From second view, looks like good way using ECMA-6 (for example) with Babel and some things added into browser debugger.

So, technically, high-level ECMA-6 language transpiled (more traditional word translated) to ordinary Javascript, and supplied file with structures, similar ideologically to C symbols tables, and within browser debugger (Chrome work) you could see not target JS but sources and debug on high level.

And when your code become mature, you just remove symbols tables and as usual, target optimized code become very much like obfuscated, and you could provide it as closed source.

So, as summary - must have all from list:

1. high-level language translator (may be into assembler, may be into some lover level language, as with ECMA-6 and JS)

2. some sort of debug support (as mentioned symbols tables)

3. good enough debugger, as much close to client platform as possible (Chrome is good example).


I worked with IBM PC clones and DOS for a long time. What I seen - just hexadecimal dumps, sometimes picture patterns and nearly nothing else.

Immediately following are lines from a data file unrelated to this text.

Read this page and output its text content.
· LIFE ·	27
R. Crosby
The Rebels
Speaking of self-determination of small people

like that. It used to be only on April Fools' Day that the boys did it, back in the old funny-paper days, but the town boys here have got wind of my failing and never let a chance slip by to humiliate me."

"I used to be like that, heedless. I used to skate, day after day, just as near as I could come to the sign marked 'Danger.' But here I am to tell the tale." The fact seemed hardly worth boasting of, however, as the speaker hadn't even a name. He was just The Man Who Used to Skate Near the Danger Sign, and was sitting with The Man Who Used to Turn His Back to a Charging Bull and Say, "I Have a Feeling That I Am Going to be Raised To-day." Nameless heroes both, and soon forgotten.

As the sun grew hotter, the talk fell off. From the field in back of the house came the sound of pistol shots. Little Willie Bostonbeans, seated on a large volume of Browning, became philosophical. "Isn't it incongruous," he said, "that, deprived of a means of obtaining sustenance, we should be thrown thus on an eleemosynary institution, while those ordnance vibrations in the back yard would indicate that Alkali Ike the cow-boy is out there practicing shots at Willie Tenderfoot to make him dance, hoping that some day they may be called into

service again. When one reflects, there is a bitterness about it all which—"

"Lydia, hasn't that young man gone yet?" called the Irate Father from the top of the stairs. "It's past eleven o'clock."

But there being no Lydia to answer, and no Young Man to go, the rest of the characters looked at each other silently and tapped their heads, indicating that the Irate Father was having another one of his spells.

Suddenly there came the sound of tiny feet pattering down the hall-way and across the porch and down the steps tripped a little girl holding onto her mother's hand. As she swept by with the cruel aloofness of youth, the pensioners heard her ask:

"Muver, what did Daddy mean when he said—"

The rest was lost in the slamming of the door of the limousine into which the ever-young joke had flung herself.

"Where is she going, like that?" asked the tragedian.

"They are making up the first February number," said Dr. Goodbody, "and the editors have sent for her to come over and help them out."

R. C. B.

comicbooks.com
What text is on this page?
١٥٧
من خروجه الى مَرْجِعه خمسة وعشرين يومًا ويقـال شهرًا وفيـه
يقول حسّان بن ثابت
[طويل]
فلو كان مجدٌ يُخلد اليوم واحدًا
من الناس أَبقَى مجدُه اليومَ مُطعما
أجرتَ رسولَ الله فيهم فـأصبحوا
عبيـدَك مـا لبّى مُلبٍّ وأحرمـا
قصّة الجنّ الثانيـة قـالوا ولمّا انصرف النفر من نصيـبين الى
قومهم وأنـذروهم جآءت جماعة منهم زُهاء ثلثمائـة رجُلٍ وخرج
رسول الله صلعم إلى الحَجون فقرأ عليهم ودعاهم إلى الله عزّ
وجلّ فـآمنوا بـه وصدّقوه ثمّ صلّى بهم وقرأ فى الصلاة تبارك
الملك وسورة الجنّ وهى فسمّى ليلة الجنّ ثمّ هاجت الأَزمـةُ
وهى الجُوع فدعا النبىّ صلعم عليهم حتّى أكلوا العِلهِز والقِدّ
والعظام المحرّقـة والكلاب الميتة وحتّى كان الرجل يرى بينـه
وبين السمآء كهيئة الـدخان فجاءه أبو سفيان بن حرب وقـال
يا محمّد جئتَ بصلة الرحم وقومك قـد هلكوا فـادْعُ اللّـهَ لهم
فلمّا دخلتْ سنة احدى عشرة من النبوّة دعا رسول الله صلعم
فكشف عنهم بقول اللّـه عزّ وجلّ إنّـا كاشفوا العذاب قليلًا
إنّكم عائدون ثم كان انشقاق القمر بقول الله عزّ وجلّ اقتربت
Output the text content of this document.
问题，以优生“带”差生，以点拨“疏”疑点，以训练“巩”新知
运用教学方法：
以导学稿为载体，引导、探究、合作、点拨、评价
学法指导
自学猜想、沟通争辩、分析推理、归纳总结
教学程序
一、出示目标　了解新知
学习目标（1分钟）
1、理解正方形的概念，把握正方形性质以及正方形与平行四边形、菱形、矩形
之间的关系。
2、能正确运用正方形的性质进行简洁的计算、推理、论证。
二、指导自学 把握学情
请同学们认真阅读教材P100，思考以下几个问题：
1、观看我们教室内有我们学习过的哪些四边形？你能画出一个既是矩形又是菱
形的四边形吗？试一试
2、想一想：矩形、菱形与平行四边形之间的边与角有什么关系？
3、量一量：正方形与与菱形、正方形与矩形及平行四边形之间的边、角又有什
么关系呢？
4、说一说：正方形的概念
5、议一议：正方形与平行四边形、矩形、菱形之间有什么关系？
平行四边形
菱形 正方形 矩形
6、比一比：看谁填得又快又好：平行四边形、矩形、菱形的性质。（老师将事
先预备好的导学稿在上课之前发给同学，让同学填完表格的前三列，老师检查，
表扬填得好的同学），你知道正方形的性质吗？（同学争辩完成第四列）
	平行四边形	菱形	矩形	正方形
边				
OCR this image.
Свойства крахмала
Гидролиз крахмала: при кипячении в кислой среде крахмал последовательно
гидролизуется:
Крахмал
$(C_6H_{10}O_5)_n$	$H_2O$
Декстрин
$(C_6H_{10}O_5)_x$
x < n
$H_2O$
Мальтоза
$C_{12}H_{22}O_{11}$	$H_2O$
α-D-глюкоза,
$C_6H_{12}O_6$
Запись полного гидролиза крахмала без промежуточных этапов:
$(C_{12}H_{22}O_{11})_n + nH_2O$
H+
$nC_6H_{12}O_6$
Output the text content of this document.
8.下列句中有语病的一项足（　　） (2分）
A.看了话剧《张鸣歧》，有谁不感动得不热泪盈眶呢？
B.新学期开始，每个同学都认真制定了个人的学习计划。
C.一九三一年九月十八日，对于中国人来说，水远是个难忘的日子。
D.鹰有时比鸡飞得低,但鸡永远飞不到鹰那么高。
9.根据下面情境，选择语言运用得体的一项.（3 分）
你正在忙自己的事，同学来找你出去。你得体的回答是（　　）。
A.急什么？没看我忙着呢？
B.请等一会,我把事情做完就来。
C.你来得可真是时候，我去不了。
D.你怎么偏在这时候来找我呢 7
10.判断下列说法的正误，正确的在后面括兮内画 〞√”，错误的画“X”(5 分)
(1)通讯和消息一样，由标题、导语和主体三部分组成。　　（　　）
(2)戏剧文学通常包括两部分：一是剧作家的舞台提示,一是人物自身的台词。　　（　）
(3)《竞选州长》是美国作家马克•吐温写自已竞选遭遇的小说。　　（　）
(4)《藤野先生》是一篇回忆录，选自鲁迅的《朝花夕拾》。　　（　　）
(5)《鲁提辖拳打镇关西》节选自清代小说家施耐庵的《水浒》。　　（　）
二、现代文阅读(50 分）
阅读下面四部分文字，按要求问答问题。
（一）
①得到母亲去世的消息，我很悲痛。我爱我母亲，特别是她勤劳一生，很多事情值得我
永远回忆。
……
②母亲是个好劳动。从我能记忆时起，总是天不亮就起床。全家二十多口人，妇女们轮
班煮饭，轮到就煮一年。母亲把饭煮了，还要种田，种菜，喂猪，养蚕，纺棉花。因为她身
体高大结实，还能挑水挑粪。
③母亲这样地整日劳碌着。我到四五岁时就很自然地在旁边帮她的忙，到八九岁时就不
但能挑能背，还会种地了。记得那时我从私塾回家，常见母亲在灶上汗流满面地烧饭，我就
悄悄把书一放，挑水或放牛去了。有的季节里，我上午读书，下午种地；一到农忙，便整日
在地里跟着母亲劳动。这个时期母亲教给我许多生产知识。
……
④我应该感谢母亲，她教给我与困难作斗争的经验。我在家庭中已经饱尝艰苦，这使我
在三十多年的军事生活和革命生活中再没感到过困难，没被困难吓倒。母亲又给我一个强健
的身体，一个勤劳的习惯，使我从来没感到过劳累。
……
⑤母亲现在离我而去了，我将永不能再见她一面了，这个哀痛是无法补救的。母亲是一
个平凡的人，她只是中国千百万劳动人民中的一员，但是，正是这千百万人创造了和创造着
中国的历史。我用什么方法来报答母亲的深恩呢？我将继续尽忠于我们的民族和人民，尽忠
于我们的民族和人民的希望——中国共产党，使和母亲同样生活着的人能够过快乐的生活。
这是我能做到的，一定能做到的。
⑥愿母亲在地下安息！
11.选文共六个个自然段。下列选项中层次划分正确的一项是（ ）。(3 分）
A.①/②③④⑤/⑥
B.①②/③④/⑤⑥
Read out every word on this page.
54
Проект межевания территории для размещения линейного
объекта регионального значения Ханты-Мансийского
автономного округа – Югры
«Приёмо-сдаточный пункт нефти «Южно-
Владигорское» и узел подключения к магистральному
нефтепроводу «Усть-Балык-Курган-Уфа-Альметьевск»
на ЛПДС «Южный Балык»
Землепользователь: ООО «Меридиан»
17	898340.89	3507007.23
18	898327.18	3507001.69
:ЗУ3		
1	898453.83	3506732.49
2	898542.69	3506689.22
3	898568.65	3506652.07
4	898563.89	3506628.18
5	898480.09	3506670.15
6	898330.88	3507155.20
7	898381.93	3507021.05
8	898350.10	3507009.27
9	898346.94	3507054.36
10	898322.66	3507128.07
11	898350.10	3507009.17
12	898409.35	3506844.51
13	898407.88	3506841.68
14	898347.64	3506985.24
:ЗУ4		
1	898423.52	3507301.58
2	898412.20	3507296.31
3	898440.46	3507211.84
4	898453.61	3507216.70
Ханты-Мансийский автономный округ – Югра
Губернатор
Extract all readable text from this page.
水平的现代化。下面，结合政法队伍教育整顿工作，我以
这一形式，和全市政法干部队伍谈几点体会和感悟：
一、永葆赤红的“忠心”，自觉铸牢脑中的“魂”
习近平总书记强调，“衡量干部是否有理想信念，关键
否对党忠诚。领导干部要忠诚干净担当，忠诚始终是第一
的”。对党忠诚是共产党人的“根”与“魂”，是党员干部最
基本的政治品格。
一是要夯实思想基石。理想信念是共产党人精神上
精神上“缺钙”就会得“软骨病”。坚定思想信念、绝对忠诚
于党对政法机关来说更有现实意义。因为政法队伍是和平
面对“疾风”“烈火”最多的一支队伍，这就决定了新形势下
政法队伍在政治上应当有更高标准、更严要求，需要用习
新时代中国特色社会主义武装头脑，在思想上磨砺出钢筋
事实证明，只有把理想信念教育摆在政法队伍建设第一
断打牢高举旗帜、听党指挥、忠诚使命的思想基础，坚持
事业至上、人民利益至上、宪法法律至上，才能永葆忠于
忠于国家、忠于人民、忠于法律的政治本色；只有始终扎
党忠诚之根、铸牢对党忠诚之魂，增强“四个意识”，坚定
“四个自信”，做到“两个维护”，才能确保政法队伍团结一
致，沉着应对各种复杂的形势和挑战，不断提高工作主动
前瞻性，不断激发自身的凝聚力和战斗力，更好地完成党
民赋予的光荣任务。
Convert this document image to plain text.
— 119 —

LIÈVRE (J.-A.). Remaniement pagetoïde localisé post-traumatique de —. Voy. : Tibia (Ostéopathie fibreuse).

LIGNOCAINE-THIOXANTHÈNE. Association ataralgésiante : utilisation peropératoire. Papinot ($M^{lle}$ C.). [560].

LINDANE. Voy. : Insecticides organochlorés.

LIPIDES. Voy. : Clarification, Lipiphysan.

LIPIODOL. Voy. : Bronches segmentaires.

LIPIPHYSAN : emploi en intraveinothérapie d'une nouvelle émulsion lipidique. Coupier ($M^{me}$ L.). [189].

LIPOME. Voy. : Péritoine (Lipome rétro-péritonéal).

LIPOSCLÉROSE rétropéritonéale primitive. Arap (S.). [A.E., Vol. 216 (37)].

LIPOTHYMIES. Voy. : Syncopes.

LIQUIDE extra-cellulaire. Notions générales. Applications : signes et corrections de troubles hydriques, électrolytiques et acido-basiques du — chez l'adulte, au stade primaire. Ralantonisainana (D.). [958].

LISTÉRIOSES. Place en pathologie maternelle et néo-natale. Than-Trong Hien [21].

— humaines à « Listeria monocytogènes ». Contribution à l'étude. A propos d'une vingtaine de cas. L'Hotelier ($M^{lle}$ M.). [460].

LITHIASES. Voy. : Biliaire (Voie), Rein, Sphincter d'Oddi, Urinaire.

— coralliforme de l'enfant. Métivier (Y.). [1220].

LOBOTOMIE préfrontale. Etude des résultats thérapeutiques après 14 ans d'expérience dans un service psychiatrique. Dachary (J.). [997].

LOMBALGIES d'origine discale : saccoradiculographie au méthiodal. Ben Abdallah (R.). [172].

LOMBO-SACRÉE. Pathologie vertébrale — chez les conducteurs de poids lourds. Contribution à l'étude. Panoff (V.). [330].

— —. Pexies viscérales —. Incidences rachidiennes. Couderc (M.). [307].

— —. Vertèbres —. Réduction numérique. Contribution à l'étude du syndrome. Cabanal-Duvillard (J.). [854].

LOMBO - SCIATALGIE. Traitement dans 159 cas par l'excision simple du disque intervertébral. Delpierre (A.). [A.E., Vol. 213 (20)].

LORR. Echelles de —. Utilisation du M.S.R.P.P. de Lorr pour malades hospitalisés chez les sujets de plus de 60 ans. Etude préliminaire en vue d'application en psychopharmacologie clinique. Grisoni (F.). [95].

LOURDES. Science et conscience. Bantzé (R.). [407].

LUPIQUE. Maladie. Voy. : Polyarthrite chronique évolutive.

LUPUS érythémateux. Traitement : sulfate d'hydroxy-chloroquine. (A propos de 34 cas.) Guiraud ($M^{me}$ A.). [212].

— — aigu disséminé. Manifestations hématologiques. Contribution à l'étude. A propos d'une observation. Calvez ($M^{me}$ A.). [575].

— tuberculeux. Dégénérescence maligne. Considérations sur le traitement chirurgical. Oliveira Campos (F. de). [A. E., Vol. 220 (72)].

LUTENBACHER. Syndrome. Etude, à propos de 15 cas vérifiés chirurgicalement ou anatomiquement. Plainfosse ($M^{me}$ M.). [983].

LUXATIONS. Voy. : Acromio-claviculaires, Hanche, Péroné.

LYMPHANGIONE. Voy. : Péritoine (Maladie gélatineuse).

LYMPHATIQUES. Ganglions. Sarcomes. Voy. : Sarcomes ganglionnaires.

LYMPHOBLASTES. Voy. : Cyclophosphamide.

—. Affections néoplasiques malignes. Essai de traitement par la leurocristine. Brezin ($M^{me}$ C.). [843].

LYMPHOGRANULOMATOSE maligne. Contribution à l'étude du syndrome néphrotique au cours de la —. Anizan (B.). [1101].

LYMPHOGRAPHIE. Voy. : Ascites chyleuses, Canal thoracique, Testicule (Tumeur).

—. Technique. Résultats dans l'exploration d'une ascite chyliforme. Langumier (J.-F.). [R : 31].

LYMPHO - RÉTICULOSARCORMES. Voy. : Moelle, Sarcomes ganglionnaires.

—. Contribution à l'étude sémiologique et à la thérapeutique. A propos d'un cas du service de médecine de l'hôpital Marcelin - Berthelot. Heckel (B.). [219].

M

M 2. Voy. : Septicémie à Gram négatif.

Once one boy said me "this is Mac, on it things look different" and shown me just ordinary MS Office (for Mac) files in just standard utility. And I seen really other world - even on old MacOS (7..something), Office files was not just hexadecimal, but I easily see structure. Unfortunately, that's time I have not enough education in CS to understand how structures work, but some things was obvious. These was just some things partially implemented on ObjectiveC (too small objective part and too large C part), but any way it become significant shake of my world.

Unfortunately, in Linux I constantly see the same as in DOS - mostly just hexadecimal dumps, no structure, so developers don't have motivation to use structured data, as it will not help them on build and maintenance.